You are designing a responsible AI solution for a healthcare application that uses Azure AI Vision to analyze medical images. The solution must minimize bias across demographic groups and provide explainability for predictions. Which combination of services should you use?
Content Safety filters inappropriate content; Fairlearn and interpretability address bias and explainability.
Why this answer
Option D is correct because Azure AI Content Safety helps filter harmful content and reduce bias in model outputs, while Fairlearn with Azure Machine Learning interpretability provides tools to assess fairness across demographic groups and explain model predictions. This combination directly addresses the requirements of minimizing bias and providing explainability for medical image analysis.
Exam trap
The trap here is that candidates may confuse general-purpose AI services (like translation or search) with specialized fairness and interpretability tools, overlooking that Fairlearn and ML interpretability are the Azure-native solutions for responsible AI requirements.

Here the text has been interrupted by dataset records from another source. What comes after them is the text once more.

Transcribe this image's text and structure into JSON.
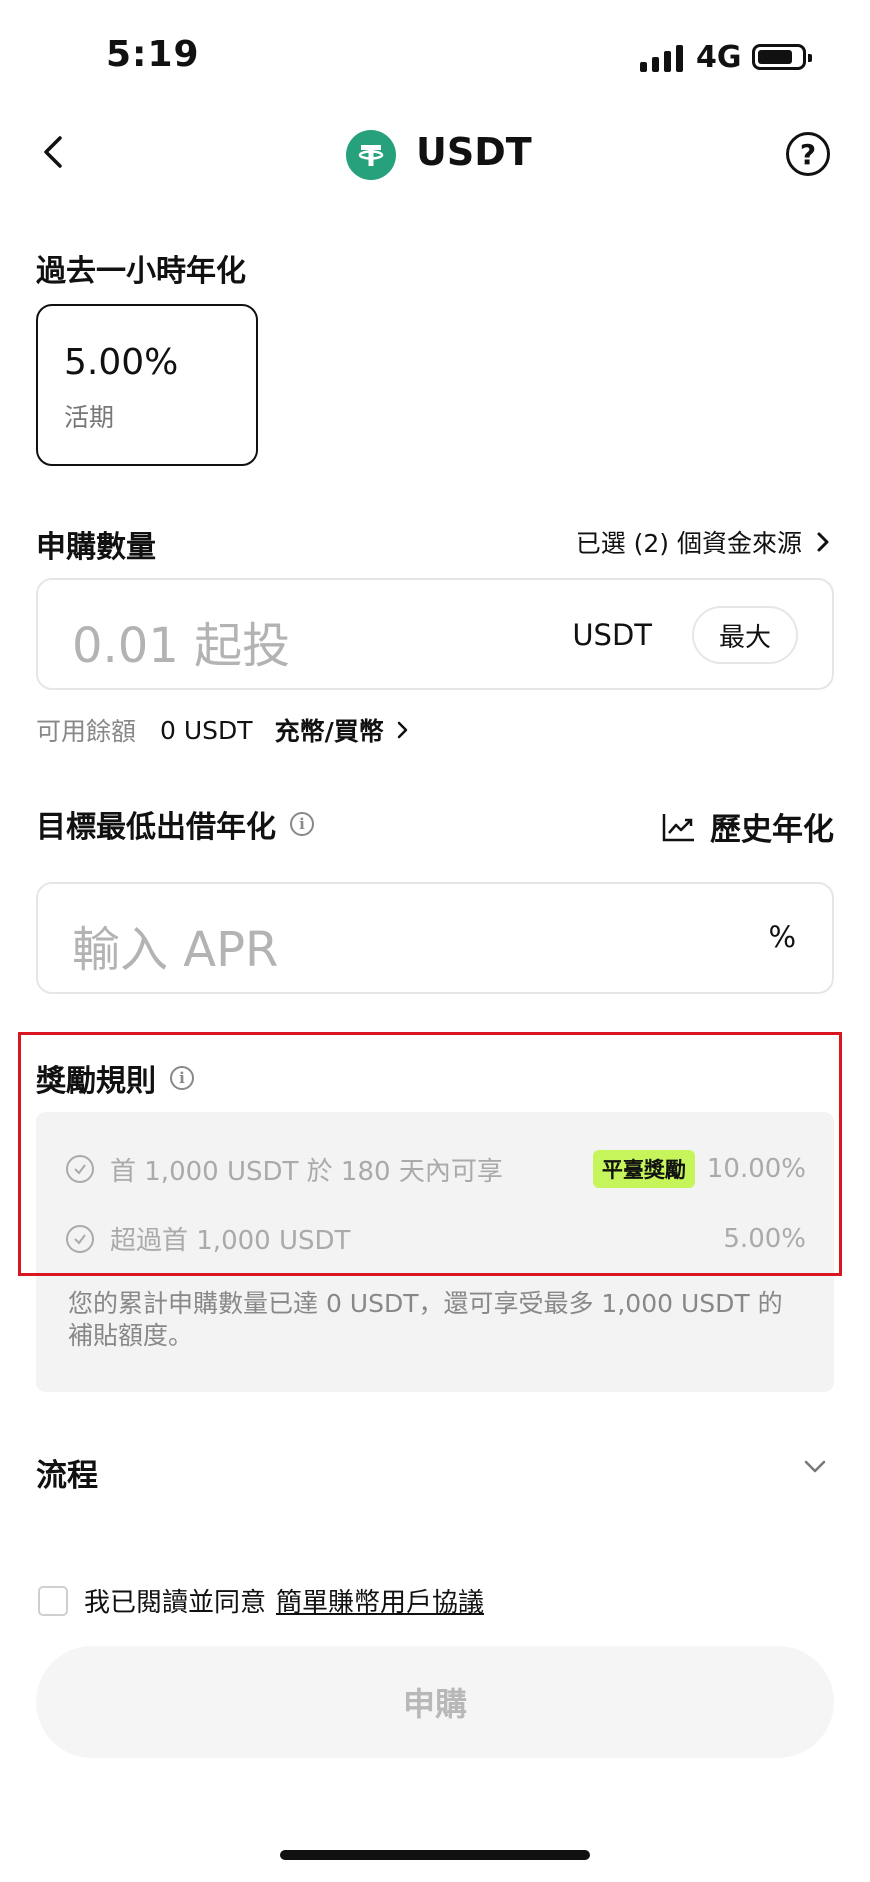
{
  "status_bar": {
    "time": "5:19",
    "network": "4G"
  },
  "nav": {
    "title": "USDT"
  },
  "apy": {
    "label": "過去一小時年化",
    "value": "5.00%",
    "type": "活期"
  },
  "subscribe": {
    "label": "申購數量",
    "sources": "已選 (2) 個資金來源",
    "placeholder": "0.01 起投",
    "unit": "USDT",
    "max": "最大"
  },
  "balance": {
    "label": "可用餘額",
    "value": "0 USDT",
    "deposit": "充幣/買幣"
  },
  "target": {
    "label": "目標最低出借年化",
    "history": "歷史年化",
    "placeholder": "輸入 APR",
    "unit": "%"
  },
  "reward": {
    "label": "獎勵規則",
    "rules": [
      {
        "text": "首 1,000 USDT 於 180 天內可享",
        "badge": "平臺獎勵",
        "rate": "10.00%"
      },
      {
        "text": "超過首 1,000 USDT",
        "rate": "5.00%"
      }
    ],
    "note": "您的累計申購數量已達 0 USDT，還可享受最多 1,000 USDT 的補貼額度。"
  },
  "process": {
    "label": "流程"
  },
  "agreement": {
    "text": "我已閱讀並同意",
    "link": "簡單賺幣用戶協議"
  },
  "submit": {
    "label": "申購"
  },
  "colors": {
    "accent_badge": "#c5f55a",
    "highlight": "#d9161f",
    "coin": "#26a17b"
  }
}
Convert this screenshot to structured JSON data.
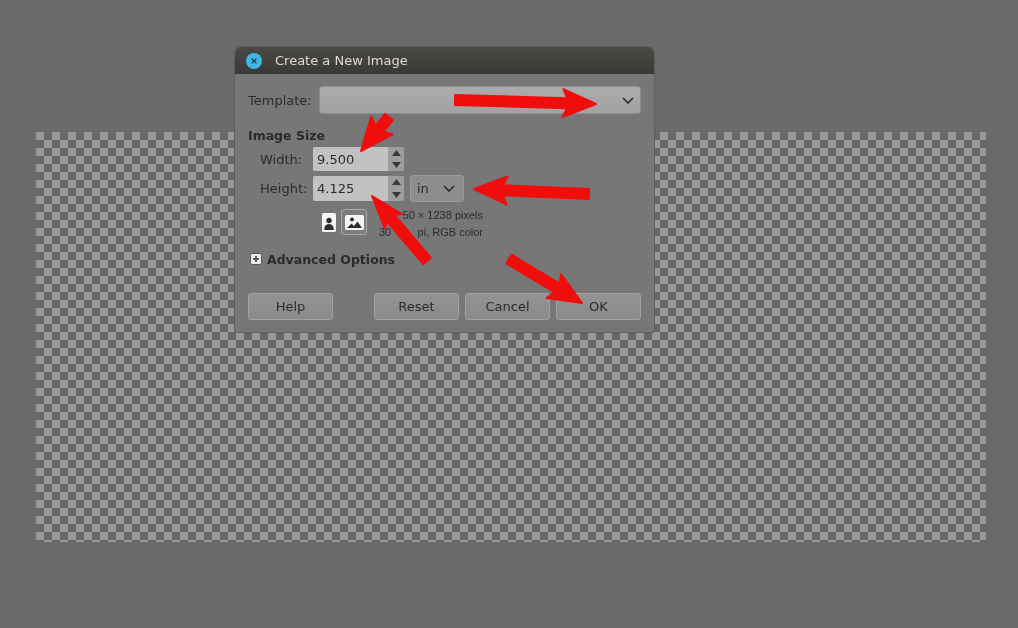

How to eliminate wrong answers
Option A is wrong because Azure AI Document Intelligence extracts text from documents and Azure AI Language performs sentiment analysis, neither of which addresses bias minimization or explainability for image analysis. Option B is wrong because Azure AI Translator provides multilingual translation and Azure AI Metrics Advisor monitors time-series data, both irrelevant to bias detection or model interpretability in medical imaging. Option C is wrong because Azure AI Search indexes searchable content and Azure AI Anomaly Detector identifies outliers in time-series data, neither of which offers fairness assessment or explainability for AI vision predictions.